Organiser le chaos
Un appel : elle décroche. Dès cet instant le travail commence. La personne qui a composé le numéro pour solliciter de l’aide entend sa voix. Une voix concernée, qui sait se faire discrète quand il s’agit d’écouter et d’accueillir, mais aussi avoir toute la conviction nécessaire pour expliquer et rassurer. Une voix qui semble dire : « Vous n’êtes pas seul(e), désormais nous serons là pour vous ».
Cette voix, c’est celle de Marie-Pierre VALET, secrétaire médicale de la Cellule d’Urgence Médico-Psychologique. Elle reçoit les appels de personnes traumatisées, que ce soit par une agression, un accident ou encore la perte brutale d’un proche. Elle évalue l’urgence de la demande, prépare, transmet, accompagne. Son rôle d’intermédiaire est à la fois crucial et délicat : elle doit contenir l’angoisse, être en même temps réactive et à l’écoute, savoir retenir et transmettre.
« Quand on s’adresse à des victimes, il y a des choses qu’il est préférable de ne pas dire. Des paroles toutes faites qui, souvent, peuvent venir spontanément à l’esprit comme "n’y pensez plus", "tout ça c’est du passé, c’est terminé". Ces mots qui se veulent réconfortants ont en fait pour effet de nier ce que les personnes ressentent. J’essaye toujours d’apaiser, de mettre de la nuance.
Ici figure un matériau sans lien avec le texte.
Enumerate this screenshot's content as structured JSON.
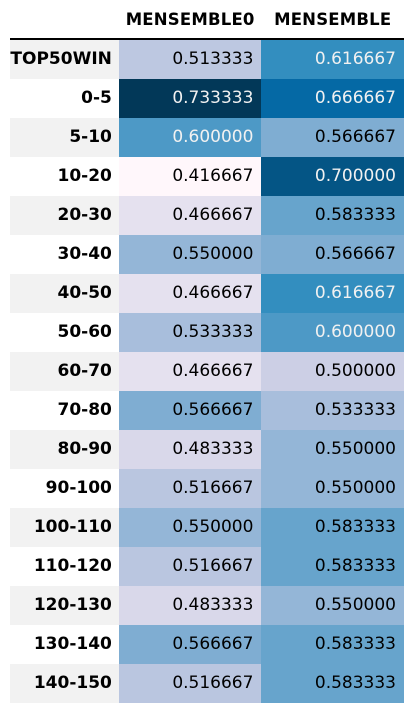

Reconnaître la souffrance plutôt que chercher à l’évacuer, et dire : "on va vous aider". »
Marie-Pierre VALET a travaillé pendant 15 ans dans le service de Neurologie et neuropsychologie du Pr CECCALDI à la Timone, puis au Centre d’évaluation et de traitement de la douleur de 2017 à 2020. En 2016, elle s’engage en tant que volontaire à la Cellule d’Urgence Médico-Psychologique.
Tout de suite après l’attentat de Nice le 14 juillet, le Dr Flavie DERYNCK la sollicite pour venir à l’Hôpital PASTEUR, au point de rassemblement des victimes, afin notamment d’assurer la saisie des fiches d’identification dans le logiciel ORSAN. Une tâche considérable et éprouvante, compte tenu de l’ampleur du drame. Puis au cours de sa formation CUMP de niveau 2 une intervention de Céline N’GUYEN, infirmière, produit chez elle un déclic. Elle réalise qu’elle a envie de s’investir pleinement à la CUMP où elle sera engagée en tant que secrétaire médicale en avril 2020:
« Céline est non seulement dotée de compétences très développées mais aussi d’un sens de l’humain absolument remarquable. De même que les autres membres de l’équipe d’ailleurs, majoritairement composée de femmes toutes aussi brillantes que bienveillantes, toujours disponibles, toujours en train de se former, d’avancer. C’est un bonheur de travailler à leur côté. »
Pour cette équipe, outre l’accueil téléphonique, la prise de rendez-vous et le suivi des parcours de soins, Marie-Pierre assure toute la partie logistique en gérant les déplacements, la réservation des voitures et des hôtels, en planifiant les interventions et les roulements éventuels.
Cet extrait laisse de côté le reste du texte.